Tjernström, M., J. Sedlar, and M. D. Shupe, 2008: How well do regional climate models reproduce radiation and clouds in the Arctic? J. Appl. Met. Clim. 47.
Further details
Boundary-layer schemes in NWP and climate models can often perform rather poorly in the high latitudes and furthermore a historic lack of high quality observations has meant less work on appropriate parameterization development. A new boundary-layer scheme has recently been developed by Mauritsen et al. (2007) that uses a total Turbulent Energy Mass Flux (TEMF) closure approach, i.e. it incorporates a turbulent potential energy component as well as the standard turbulent kinetic energy component generally used for ABL closure schemes. Theoretically this scheme should be more appropriate for Stable BLs and preliminary evaluations have had some success (Mauritsen et al. 2007). Leading to the scheme being implemented in the WRF model (Angevine and Mauritsen 2010), where preliminary evaluations for a California domain show promise. A comprehensive evaluation of its performance has not been carried out.

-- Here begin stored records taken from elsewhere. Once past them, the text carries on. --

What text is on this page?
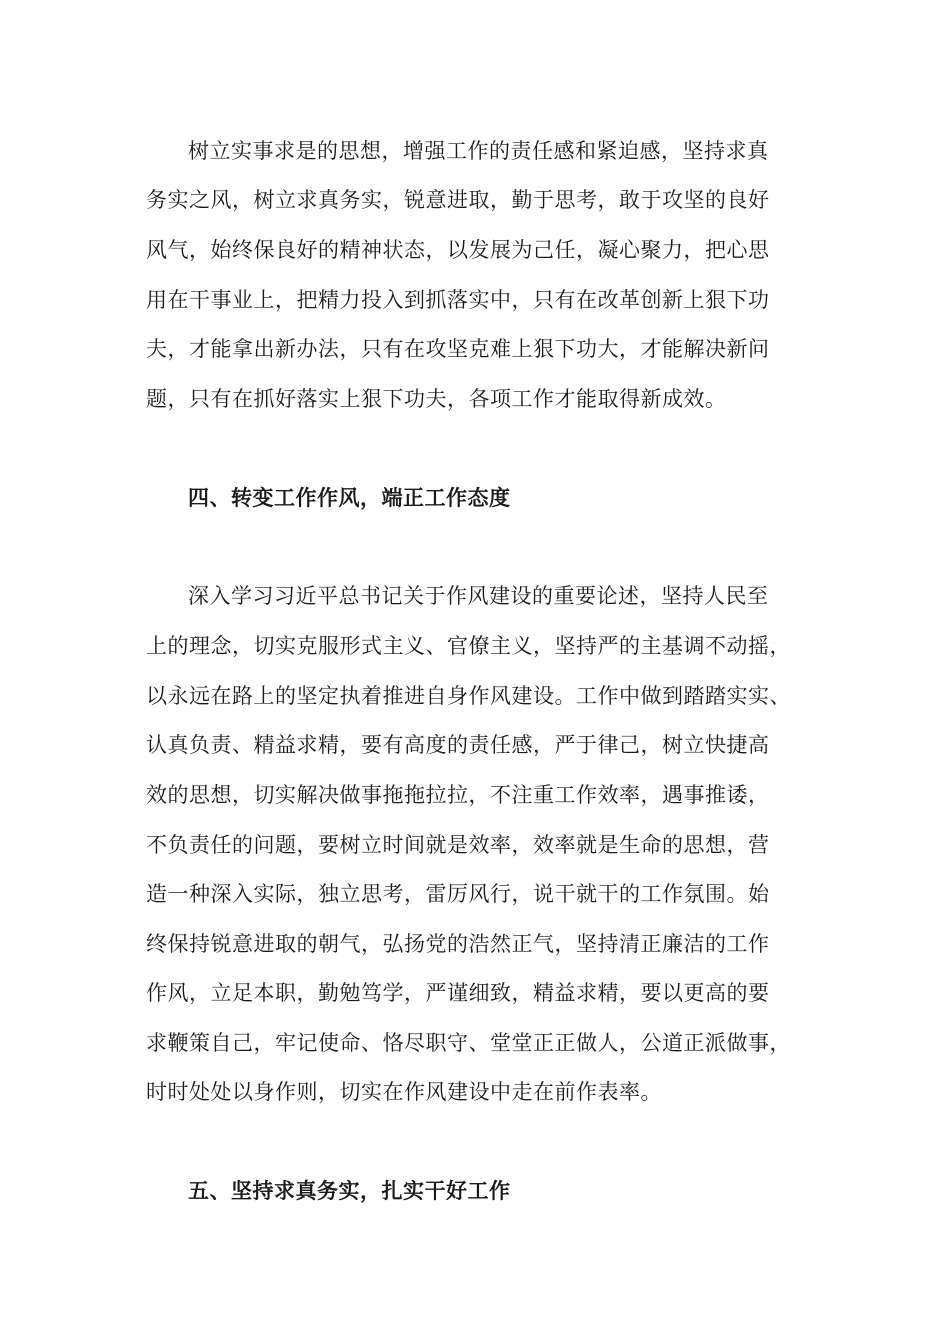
树立实事求是的思想，增强工作的责任感和紧迫感，坚持求真
务实之风，树立求真务实，锐意进取，勤于思考，敢于攻坚的良好
风气，始终保良好的精神状态，以发展为己任，凝心聚力，把心思
用在干事业上，把精力投入到抓落实中，只有在改革创新上狠下功
夫，才能拿出新办法，只有在攻坚克难上狠下功大，才能解决新问
题，只有在抓好落实上狠下功夫，各项工作才能取得新成效。
四、转变工作作风，端正工作态度
深入学习习近平总书记关于作风建设的重要论述，坚持人民至
上的理念，切实克服形式主义、官僚主义，坚持严的主基调不动摇，
以永远在路上的坚定执着推进自身作风建设。工作中做到踏踏实实、
认真负责、精益求精，要有高度的责任感，严于律己，树立快捷高
效的思想，切实解决做事拖拖拉拉，不注重工作效率，遇事推诿，
不负责任的问题，要树立时间就是效率，效率就是生命的思想，营
造一种深入实际，独立思考，雷厉风行，说干就干的工作氛围。始
终保持锐意进取的朝气，弘扬党的浩然正气，坚持清正廉洁的工作
作风，立足本职，勤勉笃学，严谨细致，精益求精，要以更高的要
求鞭策自己，牢记使命、恪尽职守、堂堂正正做人，公道正派做事，
时时处处以身作则，切实在作风建设中走在前作表率。
五、坚持求真务实，扎实干好工作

In this PhD project the impact of this promising new ABL scheme will be evaluated for the Arctic through a series of case studies using the WRF model. The case studies will be drawn from the ACCACIA field campaigns, where we will have aircraft-based observations for validation, and also from the recent ASCOS (Arctic Summer Cloud Ocean Study) field campaign in which the team were involved. It is anticipated that some further parameterization testing and tuning will be required for accurate simulations. This will be done in collaboration with Project Partners Thorsten Mauritsen (Max Planck Institute for Meteorology, Hamburg, Germany) and Wayne Angevine (NOAA, Boulder, Colorado).
In addition to the case study evaluation, a more comprehensive evaluation of the TEMF scheme will be undertaken using WRF for the entire field campaign periods (both ACCACIA and ASCOS).

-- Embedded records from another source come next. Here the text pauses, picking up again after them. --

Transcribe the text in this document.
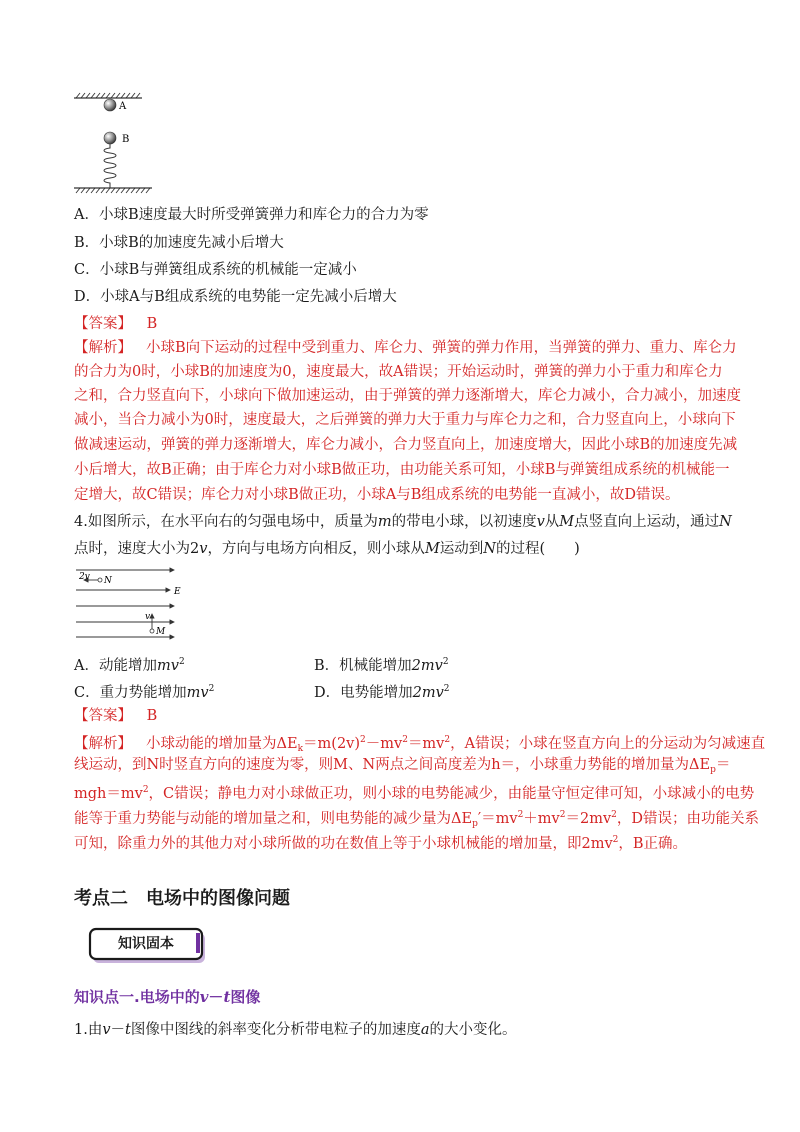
A
B
A．小球B速度最大时所受弹簧弹力和库仑力的合力为零
B．小球B的加速度先减小后增大
C．小球B与弹簧组成系统的机械能一定减小
D．小球A与B组成系统的电势能一定先减小后增大
【答案】 B
【解析】 小球B向下运动的过程中受到重力、库仑力、弹簧的弹力作用，当弹簧的弹力、重力、库仑力
的合力为0时，小球B的加速度为0，速度最大，故A错误；开始运动时，弹簧的弹力小于重力和库仑力
之和，合力竖直向下，小球向下做加速运动，由于弹簧的弹力逐渐增大，库仑力减小，合力减小，加速度
减小，当合力减小为0时，速度最大，之后弹簧的弹力大于重力与库仑力之和，合力竖直向上，小球向下
做减速运动，弹簧的弹力逐渐增大，库仑力减小，合力竖直向上，加速度增大，因此小球B的加速度先减
小后增大，故B正确；由于库仑力对小球B做正功，由功能关系可知，小球B与弹簧组成系统的机械能一
定增大，故C错误；库仑力对小球B做正功，小球A与B组成系统的电势能一直减小，故D错误。
4.如图所示，在水平向右的匀强电场中，质量为m的带电小球，以初速度v从M点竖直向上运动，通过N
点时，速度大小为2v，方向与电场方向相反，则小球从M运动到N的过程(　　)
2v N
E
v
M
A．动能增加$mv^2$	B．机械能增加$2mv^2$
C．重力势能增加$mv^2$	D．电势能增加$2mv^2$
【答案】 B
【解析】 小球动能的增加量为$\Delta E_k=m(2v)^2-mv^2=mv^2$，A错误；小球在竖直方向上的分运动为匀减速直
线运动，到N时竖直方向的速度为零，则M、N两点之间高度差为h＝，小球重力势能的增加量为$\Delta E_p=$
$mgh=mv^2$，C错误；静电力对小球做正功，则小球的电势能减少，由能量守恒定律可知，小球减小的电势
能等于重力势能与动能的增加量之和，则电势能的减少量为$\Delta E_p'=mv^2+mv^2=2mv^2$，D错误；由功能关系
可知，除重力外的其他力对小球所做的功在数值上等于小球机械能的增加量，即$2mv^2$，B正确。
考点二　电场中的图像问题
知识固本
知识点一.电场中的v－t图像
1.由v－t图像中图线的斜率变化分析带电粒子的加速度a的大小变化。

The studentship project fits naturally into Workpackage 4 of the main ACCACIA project: Cloud and Boundary-layer dynamics and modelling. WP4 contains an evaluation of the Met Office's global operational model for the ACCACIA field campaign periods, focussed on the boundary layer, surface exchange and low-level clouds. This will obviously lead to an investigation of the performance of the MetUM's BL scheme and an inter-comparison against this promising alternative scheme based on total turbulent energy closure will be extremely useful and perhaps guide future model development for the MetUM.
The use of the WRF (Weather Research and Forecasting) model is a pragmatic choice as the TEMF scheme is already implemented in this model (Angevine and Mauritsen 2010). There are already a number of model parameterization schemes and settings in WRF that are suitable for polar conditions, and this Polar WRF configuration (e.g. Hines and Bromwich 2008) will be used as far as is possible. The WRF model is already installed on HPC facilities at UEA and is used by several groups here. It has a reputation as being relatively easy to use, and a good choice for PhD projects. It is supported by NCAS computing support.

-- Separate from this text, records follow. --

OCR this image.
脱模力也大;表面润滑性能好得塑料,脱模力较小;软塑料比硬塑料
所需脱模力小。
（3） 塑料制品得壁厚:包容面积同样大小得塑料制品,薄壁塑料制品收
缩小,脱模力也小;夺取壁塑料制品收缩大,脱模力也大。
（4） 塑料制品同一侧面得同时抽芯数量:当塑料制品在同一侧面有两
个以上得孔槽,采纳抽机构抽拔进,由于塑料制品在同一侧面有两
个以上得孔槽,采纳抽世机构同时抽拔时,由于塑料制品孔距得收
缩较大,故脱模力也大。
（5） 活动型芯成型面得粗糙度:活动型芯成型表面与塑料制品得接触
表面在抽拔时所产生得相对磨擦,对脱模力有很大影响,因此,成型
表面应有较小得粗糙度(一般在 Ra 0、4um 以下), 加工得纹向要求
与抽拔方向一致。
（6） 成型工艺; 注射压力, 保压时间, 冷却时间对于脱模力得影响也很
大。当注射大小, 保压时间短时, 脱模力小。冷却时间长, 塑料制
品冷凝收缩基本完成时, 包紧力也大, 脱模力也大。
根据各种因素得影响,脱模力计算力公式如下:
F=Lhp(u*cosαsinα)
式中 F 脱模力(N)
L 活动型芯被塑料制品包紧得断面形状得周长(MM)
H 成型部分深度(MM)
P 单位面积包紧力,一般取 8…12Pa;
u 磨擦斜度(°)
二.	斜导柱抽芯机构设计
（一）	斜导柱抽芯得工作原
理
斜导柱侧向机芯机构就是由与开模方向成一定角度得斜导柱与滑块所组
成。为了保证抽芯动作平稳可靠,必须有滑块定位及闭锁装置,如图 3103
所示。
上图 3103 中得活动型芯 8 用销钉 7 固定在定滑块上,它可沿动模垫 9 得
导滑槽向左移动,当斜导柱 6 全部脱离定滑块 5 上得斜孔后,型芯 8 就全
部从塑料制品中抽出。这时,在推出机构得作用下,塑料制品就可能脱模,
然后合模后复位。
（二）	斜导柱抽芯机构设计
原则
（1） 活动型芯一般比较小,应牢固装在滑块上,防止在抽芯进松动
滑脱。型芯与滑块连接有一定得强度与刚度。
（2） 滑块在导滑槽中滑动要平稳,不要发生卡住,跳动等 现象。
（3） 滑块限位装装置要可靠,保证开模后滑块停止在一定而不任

This PhD project will be supervised by Prof. Ian Renfrew (UEA) with co-supervison from Dr Roland von Glasow (UEA), Dr John King (BAS) and Dr Ian Brooks (Leeds). The student will also work closely with the whole ACCACIA project team (Universities of Leeds, Manchester, York, East Anglia and the Met Office). It is anticipated that the student will take part in one of the ACCACIA aircraft-based field campaigns which are scheduled for spring and summer 2013.
Angevine, W. M. and T. Mauritsen, 2010: The Total Energy - Mass Flux PBL scheme in WRF: Experience in real-time forecasts for California, 19th Symposium on Boundary Layers and Turbulence, American Met. Soc.
Hines, K.M., and D. H. Bromwich, 2008: Development and Testing of Polar Weather Research and Forecasting (WRF) Model. Part I: Greenland Ice Sheet Meteorology, Mon. Wea. Rev., 136, 1971-1989.